O dispositivo está contraindicado para pacientes com história de convulsões, e para aqueles com implantes metálicos em crânio, pescoço ou parte superior do corpo, incluindo marcapasso e desfibrilador.

"Uma das minhas áreas de interesse é trauma — especificamente cefaléias após concussões e pós-traumáticas", contou a Dra. Amaal. "Eu realmente gostaria de explorar a utilidade desta tecnologia em cefaleias pós-traumáticas."

Com quantidade limitada de evidências para o tratamento eficaz nesta população de pacientes, o dispositivo de EMT pode ser uma opção eficiente para tratar estas cefaleias e sintomas de concussão, acrescentou ela.

Útil também para enxaqueca crônica?

Comentando os achados para o Medscape a Dra. Huma Sheikh, professora-adjunta de neurologia na Icahn School of Medicine at Mount Sinai, em Nova York (EUA), descreveu o estudo como "interessante", já que mostrou a EMTpu como uma alternativa potencial às medicações profiláticas de uso oral e alcançou todos os quatro desfechos principais.

"Entretanto," diz ela, "cerca de 30 pacientes não completaram os três meses de tratamento seja de forma geral ou por protocolo. Isto pode ser devido à facilidade de uso do dispositivo, que pode determinar as taxas de adesão ao tratamento no mundo real."

"Os prós deste tipo de tratamento incluem o fato de que ele age atacando um dos maiores mecanismos conhecidos para o desenvolvimento de enxaquecas, a depressão alastrante cortical. É ainda uma modalidade de tratamento diferente, que muito provavelmente não irá interagir com outras medicações que o paciente esteja usando", acrescenta ela.

A maioria dos pacientes no estudo tinha diagnóstico de enxaqueca episódica, e não enxaqueca crônica.

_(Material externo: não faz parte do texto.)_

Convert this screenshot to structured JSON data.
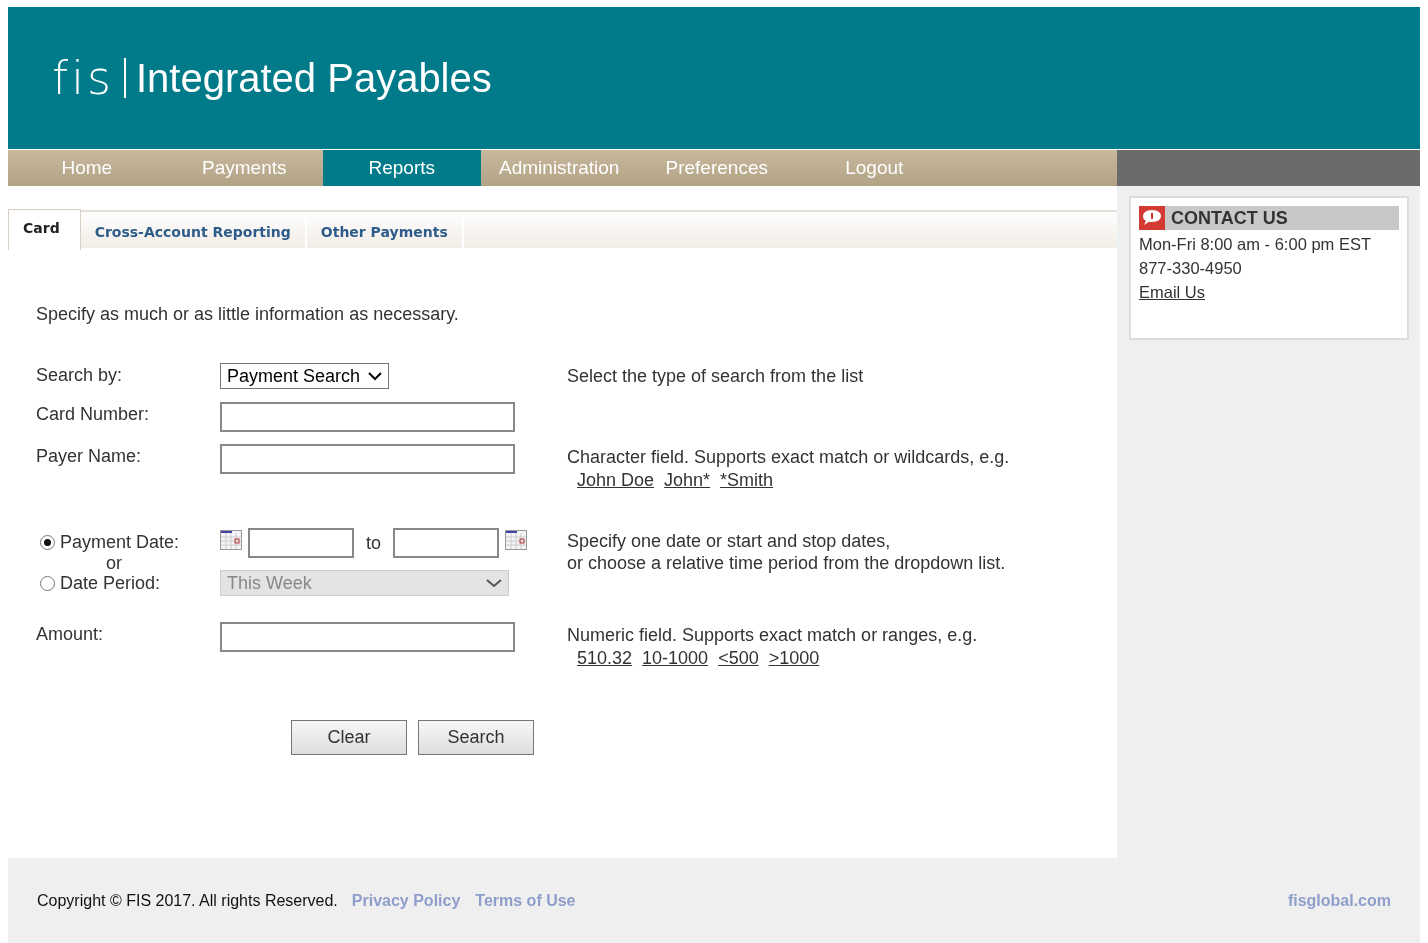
{
  "header": {
    "logo": "fis",
    "title": "Integrated Payables"
  },
  "nav": [
    {
      "label": "Home",
      "selected": false
    },
    {
      "label": "Payments",
      "selected": false
    },
    {
      "label": "Reports",
      "selected": true
    },
    {
      "label": "Administration",
      "selected": false
    },
    {
      "label": "Preferences",
      "selected": false
    },
    {
      "label": "Logout",
      "selected": false
    }
  ],
  "tabs": [
    {
      "label": "Card",
      "selected": true
    },
    {
      "label": "Cross-Account Reporting",
      "selected": false
    },
    {
      "label": "Other Payments",
      "selected": false
    }
  ],
  "intro": "Specify as much or as little information as necessary.",
  "form": {
    "search_by": {
      "label": "Search by:",
      "value": "Payment Search",
      "help": "Select the type of search from the list"
    },
    "card_number": {
      "label": "Card Number:"
    },
    "payer_name": {
      "label": "Payer Name:",
      "help": "Character field. Supports exact match or wildcards, e.g.",
      "examples": [
        "John Doe",
        "John*",
        "*Smith"
      ]
    },
    "date_modes": [
      {
        "label": "Payment Date:",
        "selected": true
      },
      {
        "label": "Date Period:",
        "selected": false
      }
    ],
    "or": "or",
    "to": "to",
    "date_period": {
      "value": "This Week",
      "disabled": true
    },
    "date_help": [
      "Specify one date or start and stop dates,",
      "or choose a relative time period from the dropdown list."
    ],
    "amount": {
      "label": "Amount:",
      "help": "Numeric field. Supports exact match or ranges, e.g.",
      "examples": [
        "510.32",
        "10-1000",
        "<500",
        ">1000"
      ]
    },
    "buttons": [
      "Clear",
      "Search"
    ]
  },
  "contact": {
    "title": "CONTACT US",
    "hours": "Mon-Fri 8:00 am - 6:00 pm EST",
    "phone": "877-330-4950",
    "email": "Email Us"
  },
  "footer": {
    "copyright": "Copyright © FIS 2017. All rights Reserved.",
    "links": [
      "Privacy Policy",
      "Terms of Use"
    ],
    "site": "fisglobal.com"
  }
}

"Sendo assim, seria interessante ver se estes resultados são verdadeiros para pacientes com enxaquecas mais frequentes ou com cefaleia crônica diária", disse ela.

Huma também assinalou a falta de comparação com um dispositivo simulado (placebo), que os pesquisadores reconhecem ser uma limitação potencial, acrescentando que seria muito difícil criar um dispositivo falso convincente.

O estudo foi patrocinado por eNeura Inc. Dra. Amaal é membro do comitê consultivo da eNeura Inc. Dra. Huma não relata conflitos de interesses relevantes. 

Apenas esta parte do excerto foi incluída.